December 19, 2012 | Education, Health and Well-Being, Economic Opportunity
“What I learned from working with the poor”: Words of wisdom from nuns on the front lines of America
A holiday gift for you: Words of wisdom from nuns on the front lines of American life
By Aryanna Garber
"Inside every person is a better self."
When the temperature drops and living on the streets of Spokane becomes unbearable, women with nowhere else to turn know they can find hot showers, warm food and respect at Women’s Hearth. Founded in 1991 by Sister Cathy Beckley, the center—open to both homeless and low-income women—offers its clients dozens of classes, as well as a supportive community to help get them back on their feet.
In today’s brutal economy, women are particularly suffering, says Sister Cathy. “Women are more likely to live below the federal poverty line than men, regardless of age, race or ethnicity,” she says. “This gap between men and women is bigger in the U.S. than any other country in the western world. Even more shocking – 13 percent of women over 75 years old are poor compared to just 6 percent of men.”
The work is hard, but the rewards are in the results. “For me, just to have a heart for other people and to see them grow and to give back is the most fulfilling feeling,” Sister Cathy says. “Inside every person is a better self, and whether you have faith or not, that inner self can come forward to make a difference.”
To learn more about Sister Cathy, the Women’s Hearth, and Transitions, its parent organization, visit: www.help4women.org
"Learn, learn, learn all your lives…the world is yours!"
For the students who attend all-girls Aquinas High School in the Bronx, college isn’t necessarily a given. After all, 50 percent of them come from families below the poverty line. But those statistics don’t daunt Sister Bea McMahon, who has taught there for 25 years and is heavily involved with the school’s outreach program. Thanks to that program, more than 95 percent of the school’s graduates go on to earn college degrees. “I can’t think of many things I’d rather do than raise funds to help young women of needy families receive a great start to a higher education and career,” says Sister Bea.

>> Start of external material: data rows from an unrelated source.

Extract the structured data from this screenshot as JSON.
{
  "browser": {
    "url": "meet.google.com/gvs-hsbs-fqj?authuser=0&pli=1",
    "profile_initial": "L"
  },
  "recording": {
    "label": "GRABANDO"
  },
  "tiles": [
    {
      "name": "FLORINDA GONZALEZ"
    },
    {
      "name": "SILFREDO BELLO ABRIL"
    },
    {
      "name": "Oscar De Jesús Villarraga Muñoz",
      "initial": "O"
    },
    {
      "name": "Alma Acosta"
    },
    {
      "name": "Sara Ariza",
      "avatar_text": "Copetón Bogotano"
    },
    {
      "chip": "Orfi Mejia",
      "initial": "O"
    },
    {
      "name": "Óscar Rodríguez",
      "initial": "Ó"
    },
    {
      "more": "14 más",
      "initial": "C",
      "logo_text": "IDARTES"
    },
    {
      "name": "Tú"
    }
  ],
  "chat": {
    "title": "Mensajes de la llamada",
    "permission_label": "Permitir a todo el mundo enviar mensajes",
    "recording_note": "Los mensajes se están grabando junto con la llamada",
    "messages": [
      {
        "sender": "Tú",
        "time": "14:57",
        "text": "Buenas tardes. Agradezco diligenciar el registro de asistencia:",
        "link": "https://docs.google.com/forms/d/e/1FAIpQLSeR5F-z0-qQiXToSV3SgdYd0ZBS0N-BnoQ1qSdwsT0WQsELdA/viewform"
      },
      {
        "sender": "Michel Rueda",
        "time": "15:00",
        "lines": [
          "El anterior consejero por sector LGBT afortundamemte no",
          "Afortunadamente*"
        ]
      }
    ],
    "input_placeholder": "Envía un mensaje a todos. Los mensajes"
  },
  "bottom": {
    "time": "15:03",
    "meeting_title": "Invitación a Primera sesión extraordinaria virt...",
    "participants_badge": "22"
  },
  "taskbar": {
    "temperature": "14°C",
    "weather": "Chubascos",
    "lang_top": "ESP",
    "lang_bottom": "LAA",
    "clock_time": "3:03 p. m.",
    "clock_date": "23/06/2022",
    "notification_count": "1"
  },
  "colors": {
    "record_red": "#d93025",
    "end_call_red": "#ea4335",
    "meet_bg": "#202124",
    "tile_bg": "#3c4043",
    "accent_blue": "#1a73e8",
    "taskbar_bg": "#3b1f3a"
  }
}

One of the school’s success stories: Julissa Reynoso, who was born in the Dominican Republic. A 1994 Aquinas grad, she went on to Harvard and is now the ambassador to Uruguay—the first Dominican woman to become a US ambassador and the youngest US ambassador in the world. When she returned to Aquinas to speak to students, Reynoso showed she had absorbed Sister Bea’s lessons well: “Learn, learn, learn all your lives,” Reynoso told the high schoolers. “The world is yours!”
Giving back is second nature to these students. Just recently, they started a program to collect money for the Hurricane Sandy Relief Fund. Sister Bea says that’s just what she expects Aquinas girls to be: “Confident, knowledgeable, and committed to building a better world.”
To learn more about Aquinas High School and how to help, visit: www.aquinashs.org
"Change takes time."
How do you help another person transform her life? Patience, trust and something Sister Pat Dowling calls “accompaniment.”
Accompaniment, says Sister Pat—founder of the Women’s Resource Center in Baltimore, which provides food, shelter and counseling to women in need—means “being with, as opposed to doing for.” It means assisting the person as they find their own path to transformation. “We expect change to happen immediately, and many people who volunteer often get frustrated if they can’t see improvements right away,” she says. “But we need to allow people to take steps as they are able. We are there to accompany them.”
A member of the Sisters of Bon Secours, Sister Pat got the inspiration to start the center in 1997. “I thought to myself, wouldn’t it be wonderful to offer women a place where they can first and foremost receive hospitality and the opportunity to form meaningful relationships.”
Her faith and her work keep her optimistic. “During these tough times there is a general level of anxiety and despair, but the Center can stand as a beacon of hope, a place to go with people who care and are willing to walk with you.”